Eventually, though, you were more or less forced to partake of ferry food, the result being that the restaurants of Dieppe got little change out of day trippers from Blighty, which was everybody's loss. Dieppe has some very decent restaurants indeed, brimful of fresh fish and crustaces. But now P&O Stena - the latest incarnation on this route - has established a fast-ferry service taking just two-and-a-quarter hours. It's revolutionised Dieppe as a day-trip destination.

Unlike Honfleur, which it resembles in size and, in my eyes, in beauty, Dieppe is not really a tourist town at all. It has a busy working harbour and imports large quantities of bananas and shellfish. Only chimps would travel to France for bananas, but the small restaurants bustling along the quai Henri IV are stacked full of platters of fruits de mer (lobsters, oysters, prawns, whelks, shrimps, cockles and winkles, displayed on a bed of ice and seaweed), not to mention the less ambitious mussels and chips.
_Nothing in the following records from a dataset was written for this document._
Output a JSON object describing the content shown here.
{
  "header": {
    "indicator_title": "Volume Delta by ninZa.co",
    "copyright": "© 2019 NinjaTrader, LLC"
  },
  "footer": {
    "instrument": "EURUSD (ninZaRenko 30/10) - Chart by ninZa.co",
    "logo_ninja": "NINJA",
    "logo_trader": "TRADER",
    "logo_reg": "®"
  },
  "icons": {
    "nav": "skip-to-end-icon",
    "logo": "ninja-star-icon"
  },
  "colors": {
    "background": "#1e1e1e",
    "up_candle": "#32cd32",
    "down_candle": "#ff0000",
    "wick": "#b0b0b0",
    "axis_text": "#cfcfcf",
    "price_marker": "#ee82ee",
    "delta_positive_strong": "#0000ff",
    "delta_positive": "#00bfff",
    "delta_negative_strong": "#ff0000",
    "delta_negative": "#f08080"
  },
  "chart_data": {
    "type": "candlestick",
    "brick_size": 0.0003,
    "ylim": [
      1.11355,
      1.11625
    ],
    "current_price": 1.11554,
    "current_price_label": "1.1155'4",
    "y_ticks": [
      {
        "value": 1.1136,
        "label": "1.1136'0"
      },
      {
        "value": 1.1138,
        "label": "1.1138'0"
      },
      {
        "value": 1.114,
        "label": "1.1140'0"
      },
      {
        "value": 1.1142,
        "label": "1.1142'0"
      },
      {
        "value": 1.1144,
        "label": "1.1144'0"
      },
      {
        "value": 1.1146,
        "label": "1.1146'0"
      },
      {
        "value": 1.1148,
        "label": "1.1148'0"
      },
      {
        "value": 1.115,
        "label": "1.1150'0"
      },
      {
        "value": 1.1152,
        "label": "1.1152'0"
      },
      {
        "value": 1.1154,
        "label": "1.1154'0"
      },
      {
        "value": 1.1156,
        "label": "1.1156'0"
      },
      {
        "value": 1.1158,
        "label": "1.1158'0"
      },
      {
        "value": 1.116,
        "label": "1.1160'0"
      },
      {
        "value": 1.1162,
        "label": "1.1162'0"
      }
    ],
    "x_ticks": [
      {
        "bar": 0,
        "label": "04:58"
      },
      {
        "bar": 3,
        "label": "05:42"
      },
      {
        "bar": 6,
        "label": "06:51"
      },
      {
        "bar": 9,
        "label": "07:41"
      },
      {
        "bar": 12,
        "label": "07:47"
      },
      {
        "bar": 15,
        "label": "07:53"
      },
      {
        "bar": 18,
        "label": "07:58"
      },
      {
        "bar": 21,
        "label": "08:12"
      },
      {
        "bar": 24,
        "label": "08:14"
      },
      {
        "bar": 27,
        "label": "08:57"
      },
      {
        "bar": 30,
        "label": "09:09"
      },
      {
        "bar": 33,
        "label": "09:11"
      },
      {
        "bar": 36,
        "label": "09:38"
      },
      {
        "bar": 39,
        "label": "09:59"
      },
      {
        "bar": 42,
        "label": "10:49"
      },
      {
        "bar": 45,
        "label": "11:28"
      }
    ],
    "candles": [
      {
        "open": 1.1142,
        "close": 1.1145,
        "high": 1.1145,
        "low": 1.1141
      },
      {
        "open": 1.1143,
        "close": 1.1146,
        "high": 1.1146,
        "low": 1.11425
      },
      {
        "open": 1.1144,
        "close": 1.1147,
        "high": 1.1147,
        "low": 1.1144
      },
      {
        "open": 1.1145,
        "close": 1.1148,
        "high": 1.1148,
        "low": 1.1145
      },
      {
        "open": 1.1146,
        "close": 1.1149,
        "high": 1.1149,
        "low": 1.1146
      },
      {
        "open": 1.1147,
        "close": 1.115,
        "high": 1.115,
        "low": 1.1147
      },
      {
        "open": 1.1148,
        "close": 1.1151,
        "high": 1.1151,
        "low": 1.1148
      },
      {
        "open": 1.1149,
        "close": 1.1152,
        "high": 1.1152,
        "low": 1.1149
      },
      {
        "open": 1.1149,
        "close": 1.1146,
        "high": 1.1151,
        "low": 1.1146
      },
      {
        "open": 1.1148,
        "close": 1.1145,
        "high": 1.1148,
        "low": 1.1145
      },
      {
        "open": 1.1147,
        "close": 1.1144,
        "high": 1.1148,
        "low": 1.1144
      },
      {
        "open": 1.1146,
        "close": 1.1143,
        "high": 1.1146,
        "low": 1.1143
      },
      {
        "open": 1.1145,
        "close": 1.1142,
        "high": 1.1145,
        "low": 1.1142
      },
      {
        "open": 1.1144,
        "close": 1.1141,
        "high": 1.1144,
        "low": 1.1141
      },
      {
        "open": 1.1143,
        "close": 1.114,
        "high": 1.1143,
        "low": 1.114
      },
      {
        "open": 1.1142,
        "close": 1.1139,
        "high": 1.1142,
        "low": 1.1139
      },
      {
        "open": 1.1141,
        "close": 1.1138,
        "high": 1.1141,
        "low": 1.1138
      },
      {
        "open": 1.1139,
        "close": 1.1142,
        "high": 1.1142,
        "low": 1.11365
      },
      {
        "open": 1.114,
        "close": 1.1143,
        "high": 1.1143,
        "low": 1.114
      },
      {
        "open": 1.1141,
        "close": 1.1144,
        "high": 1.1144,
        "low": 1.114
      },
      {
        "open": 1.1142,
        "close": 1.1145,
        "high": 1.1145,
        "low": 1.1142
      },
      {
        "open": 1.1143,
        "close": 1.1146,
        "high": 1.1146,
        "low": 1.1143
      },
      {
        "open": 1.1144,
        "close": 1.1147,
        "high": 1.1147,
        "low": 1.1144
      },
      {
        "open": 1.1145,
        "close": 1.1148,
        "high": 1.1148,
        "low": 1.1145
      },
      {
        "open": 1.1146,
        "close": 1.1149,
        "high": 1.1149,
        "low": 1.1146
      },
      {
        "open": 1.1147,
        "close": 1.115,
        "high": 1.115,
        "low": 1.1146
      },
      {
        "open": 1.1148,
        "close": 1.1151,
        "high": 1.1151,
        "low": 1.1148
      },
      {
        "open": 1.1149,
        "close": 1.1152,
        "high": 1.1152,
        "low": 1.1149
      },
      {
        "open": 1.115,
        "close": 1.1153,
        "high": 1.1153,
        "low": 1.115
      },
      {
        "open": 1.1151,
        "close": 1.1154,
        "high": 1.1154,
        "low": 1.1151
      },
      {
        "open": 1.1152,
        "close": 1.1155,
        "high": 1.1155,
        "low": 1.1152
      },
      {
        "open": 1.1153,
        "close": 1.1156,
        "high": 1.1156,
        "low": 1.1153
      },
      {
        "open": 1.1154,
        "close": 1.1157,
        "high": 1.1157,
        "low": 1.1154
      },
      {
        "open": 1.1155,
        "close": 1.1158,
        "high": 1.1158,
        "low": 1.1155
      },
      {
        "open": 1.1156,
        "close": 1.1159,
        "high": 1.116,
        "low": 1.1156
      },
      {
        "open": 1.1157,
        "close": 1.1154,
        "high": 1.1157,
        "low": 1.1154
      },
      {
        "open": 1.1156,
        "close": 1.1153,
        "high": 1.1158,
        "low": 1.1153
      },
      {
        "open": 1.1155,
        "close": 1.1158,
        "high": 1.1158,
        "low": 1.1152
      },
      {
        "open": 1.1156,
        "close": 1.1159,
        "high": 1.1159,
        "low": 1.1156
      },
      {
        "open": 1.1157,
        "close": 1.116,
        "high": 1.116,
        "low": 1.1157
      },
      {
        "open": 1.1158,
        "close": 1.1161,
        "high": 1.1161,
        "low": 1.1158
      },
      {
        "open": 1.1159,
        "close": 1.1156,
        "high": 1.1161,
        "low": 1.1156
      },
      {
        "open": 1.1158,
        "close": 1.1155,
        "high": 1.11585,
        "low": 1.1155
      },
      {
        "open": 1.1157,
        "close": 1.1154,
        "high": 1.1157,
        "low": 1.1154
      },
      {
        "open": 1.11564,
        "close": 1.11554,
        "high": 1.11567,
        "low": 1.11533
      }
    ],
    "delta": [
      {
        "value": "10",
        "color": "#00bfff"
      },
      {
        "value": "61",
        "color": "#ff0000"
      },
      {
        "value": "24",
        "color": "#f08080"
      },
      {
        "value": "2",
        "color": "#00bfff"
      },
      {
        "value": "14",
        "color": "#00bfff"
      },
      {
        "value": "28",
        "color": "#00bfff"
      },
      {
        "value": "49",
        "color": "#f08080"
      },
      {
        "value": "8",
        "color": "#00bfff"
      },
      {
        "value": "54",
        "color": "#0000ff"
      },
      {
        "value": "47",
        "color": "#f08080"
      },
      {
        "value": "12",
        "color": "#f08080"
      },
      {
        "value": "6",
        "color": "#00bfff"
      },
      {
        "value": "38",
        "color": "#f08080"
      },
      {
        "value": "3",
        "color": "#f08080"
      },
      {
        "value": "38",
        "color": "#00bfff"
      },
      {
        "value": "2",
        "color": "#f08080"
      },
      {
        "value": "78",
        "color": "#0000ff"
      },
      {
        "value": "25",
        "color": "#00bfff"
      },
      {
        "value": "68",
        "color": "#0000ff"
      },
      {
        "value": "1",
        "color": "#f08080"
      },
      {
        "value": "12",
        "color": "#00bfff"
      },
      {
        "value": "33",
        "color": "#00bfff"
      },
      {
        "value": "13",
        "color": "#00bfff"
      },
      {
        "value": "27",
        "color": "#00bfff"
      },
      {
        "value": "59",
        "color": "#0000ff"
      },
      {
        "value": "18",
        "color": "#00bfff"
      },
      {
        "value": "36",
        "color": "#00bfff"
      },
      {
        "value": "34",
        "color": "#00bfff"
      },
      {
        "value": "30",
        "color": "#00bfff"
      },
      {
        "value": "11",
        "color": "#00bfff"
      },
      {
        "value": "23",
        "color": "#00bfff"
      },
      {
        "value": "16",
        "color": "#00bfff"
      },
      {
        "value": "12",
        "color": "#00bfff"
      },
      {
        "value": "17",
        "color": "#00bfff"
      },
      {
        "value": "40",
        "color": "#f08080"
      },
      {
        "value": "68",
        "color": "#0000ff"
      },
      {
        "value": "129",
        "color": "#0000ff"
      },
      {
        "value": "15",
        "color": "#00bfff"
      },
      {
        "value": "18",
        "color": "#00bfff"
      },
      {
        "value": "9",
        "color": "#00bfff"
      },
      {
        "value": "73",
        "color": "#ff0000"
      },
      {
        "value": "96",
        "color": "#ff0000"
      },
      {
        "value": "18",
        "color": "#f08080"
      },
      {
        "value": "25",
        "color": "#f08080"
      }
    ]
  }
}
Saturday is a perfect day to hop across. Get up at dawn and catch the 6.45am fast ferry which will have you decamped in the centre of town in time to take advantage of the huge Saturday morning street market. Stalls range from massive displays of cheeses, sausages and fish, down to local farmers with rickety trestle tables holding a few beetroots and eggs and a dead duck.

This is Normandy, so cream and cheeses crop up in the cooking - nowhere more deliciously than in marmite dieppoise, the local fish stew. Just a few miles inland and you are into cider country, so apples and Calvados are also everywhere.

Put your feet up with an aperitif at the Cafe Tribunal, from where Oscar Wilde was banned during his exile in the town, and contemplate lunch. You'll still have time for a booze shop before the 5pm fast-ferry home.

Dieppe diners

La Melie, 2 Grand Rue du Pollet (00 33 35 84 21 19): despite its Michelin star, this is a friendly restaurant, and it has some exquisite seafood dishes. La Marmite Dieppoise, 8 Rue St Jean (00 33 35 84 24 26), is a well-established favourite with both Brits and Dieppois, which means it can be very busy, but, as the name suggests, they make the definitive marmite dieppoise here. Nice apple tart, too. Service can be maddeningly slow. Au Gran' Duquesne, 15 place St Jacques (00 33 35 84 21 51): I had previously been avoiding this because it looked a bit of a tourist trap, but was pleasantly surprised by the quality of the cooking, the service and the extreme good value. You can eat well for 79F on the set menu.

P&O Stena (0990 980980) is offering a Saturday day-trip fast-ferry fare of pounds 10, or pounds 5 on other days.